Prompt Power-Ups Glossary
Quick definitions for the core terms used in this workshop.
AI (Artificial Intelligence): Software that can generate text, code, and other content based on patterns it learned from training data. It does not think or understand — it predicts what comes next.
prompt: The text you type to tell AI what you want it to do. The clearer your prompt, the better the result.
role: The first part of a good prompt. It tells AI who to pretend to be, like “You are a web developer.”
context: Background information that helps AI understand the situation, like “This is a quiz for kids ages 10-14.”
task: The specific thing you want AI to do, like “Create an HTML page with a quiz.”
constraint: A rule or limit you set for AI, like “Use only HTML, CSS, and JavaScript.”
example: A sample of what you want the output to look like, so AI knows the format and style you expect.
iterate: To repeat a process, making small improvements each time. Prompting is almost always iterative — your first try is rarely your last.
system prompt: A saved prompt that runs before every conversation with AI. It sets the default personality and rules for a project.

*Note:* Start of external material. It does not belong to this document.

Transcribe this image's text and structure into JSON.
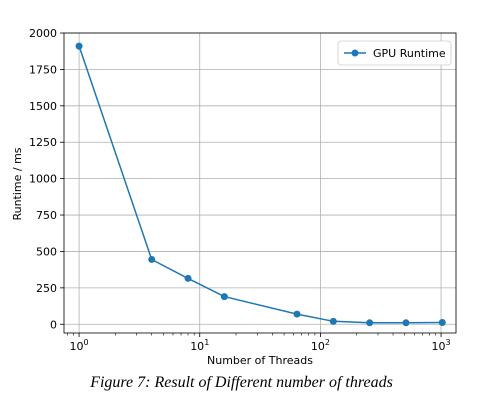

GitHub Copilot: An AI assistant built into VS Code that can generate code, answer questions, and help you build projects through chat.
MCP (Model Context Protocol): A way to give AI extra abilities by connecting it to tools. Without MCP, AI can only read and write text. With MCP, AI can interact with browsers, files, and other systems.
Playwright MCP: A specific MCP tool that lets AI open a real web browser, see your web page, click buttons, and take screenshots. It gives AI “eyes” to see what your app actually looks like.
evaluate: To check whether AI’s output matches what you actually wanted. Evaluation is the most important skill in working with AI.